Alex is a goddamn filthy degenerate liar, Jon is again mocked by crappy improvisers, and Brad is given some hot tips from non-economically priced throat lozenges. The Contest Winner and their giant box of loot is finally announced. We hit the cinema to catch up on the summer blockbusters: The X-men First Class, The Super 8, The Green Lantern, and The Bridesmaids. Things get a little emotional and a little frightening as we say goodbye to our dear friend, the consumate pedophile, Charles and end our Charles in Charge rewatch.

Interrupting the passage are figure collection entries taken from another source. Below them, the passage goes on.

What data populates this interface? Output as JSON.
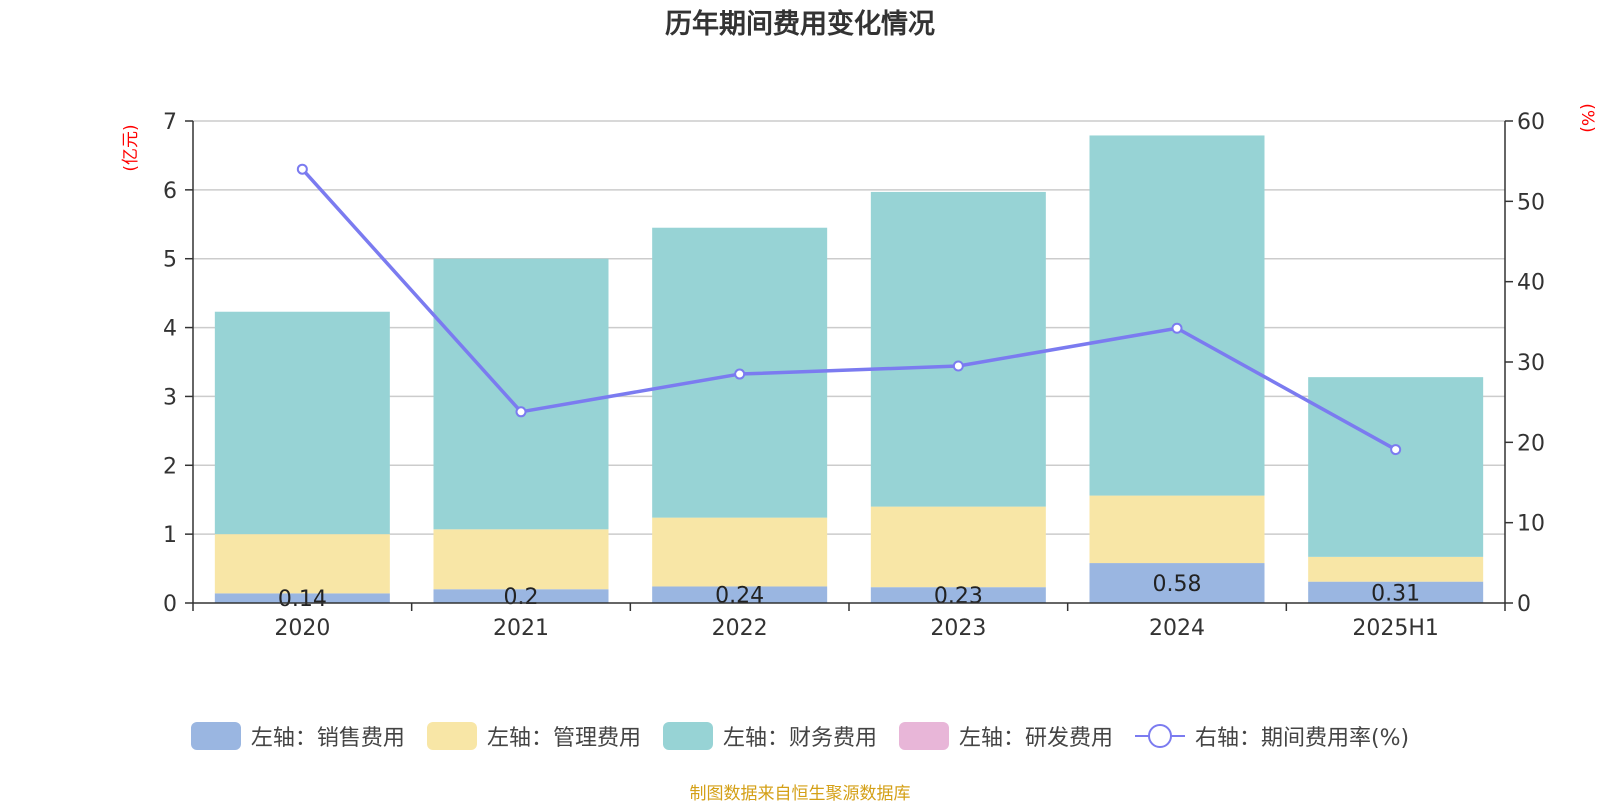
{
  "title": "历年期间费用变化情况",
  "source": "制图数据来自恒生聚源数据库",
  "colors": {
    "sales": "#9ab6e1",
    "admin": "#f8e6a6",
    "finance": "#97d3d5",
    "rnd": "#e8b6d8",
    "rate": "#7b7bf0",
    "axis_unit": "#ff0000",
    "source": "#d4a017"
  },
  "legend": [
    {
      "label": "左轴：销售费用",
      "color": "#9ab6e1",
      "kind": "bar"
    },
    {
      "label": "左轴：管理费用",
      "color": "#f8e6a6",
      "kind": "bar"
    },
    {
      "label": "左轴：财务费用",
      "color": "#97d3d5",
      "kind": "bar"
    },
    {
      "label": "左轴：研发费用",
      "color": "#e8b6d8",
      "kind": "bar"
    },
    {
      "label": "右轴：期间费用率(%)",
      "color": "#7b7bf0",
      "kind": "line"
    }
  ],
  "chart_data": {
    "type": "bar",
    "title": "历年期间费用变化情况",
    "categories": [
      "2020",
      "2021",
      "2022",
      "2023",
      "2024",
      "2025H1"
    ],
    "left_axis": {
      "unit": "(亿元)",
      "min": 0,
      "max": 7,
      "ticks": [
        0,
        1,
        2,
        3,
        4,
        5,
        6,
        7
      ]
    },
    "right_axis": {
      "unit": "(%)",
      "min": 0,
      "max": 60,
      "ticks": [
        0,
        10,
        20,
        30,
        40,
        50,
        60
      ]
    },
    "stacked_series": [
      {
        "name": "左轴：销售费用",
        "values": [
          0.14,
          0.2,
          0.24,
          0.23,
          0.58,
          0.31
        ],
        "labels": [
          "0.14",
          "0.2",
          "0.24",
          "0.23",
          "0.58",
          "0.31"
        ]
      },
      {
        "name": "左轴：管理费用",
        "values": [
          0.86,
          0.87,
          1.0,
          1.17,
          0.98,
          0.36
        ]
      },
      {
        "name": "左轴：财务费用",
        "values": [
          3.23,
          3.93,
          4.21,
          4.57,
          5.23,
          2.61
        ]
      },
      {
        "name": "左轴：研发费用",
        "values": [
          0,
          0,
          0,
          0,
          0,
          0
        ]
      }
    ],
    "line_series": {
      "name": "右轴：期间费用率(%)",
      "values": [
        54.0,
        23.8,
        28.5,
        29.5,
        34.2,
        19.1
      ]
    },
    "grid": true,
    "legend_position": "bottom"
  }
}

Grab your favorite economically priced throat lozenge and your hot tea for a plague-ridden episode of Ramajck chock full of exciting tales from the hospital and horrific fever hallucinations. Brad meets a lying bitch with a severed finger and Jon goes to the big mustache pub crawl before being bullied by improv failures. Finally we see one of the best episodes of Charles in Charge followed by one of the worst as the rewatch gears down to the end of the season.
Summer is here and it will kill us all. As we wait to be destroyed by it we talk about people and things that aren’t funny and why you can never look back. Netflix giveth and taketh. Take a terrifying journey into the world of body modification with our pals Cat-man, Reptile-man, and a lot of other super scary weirdos in the documentary “Modify”. Charles in Charge takes a turn for the weird as Jason gets Honey squirted in shorts and Charles and Buddy get arrested for indecent exposure.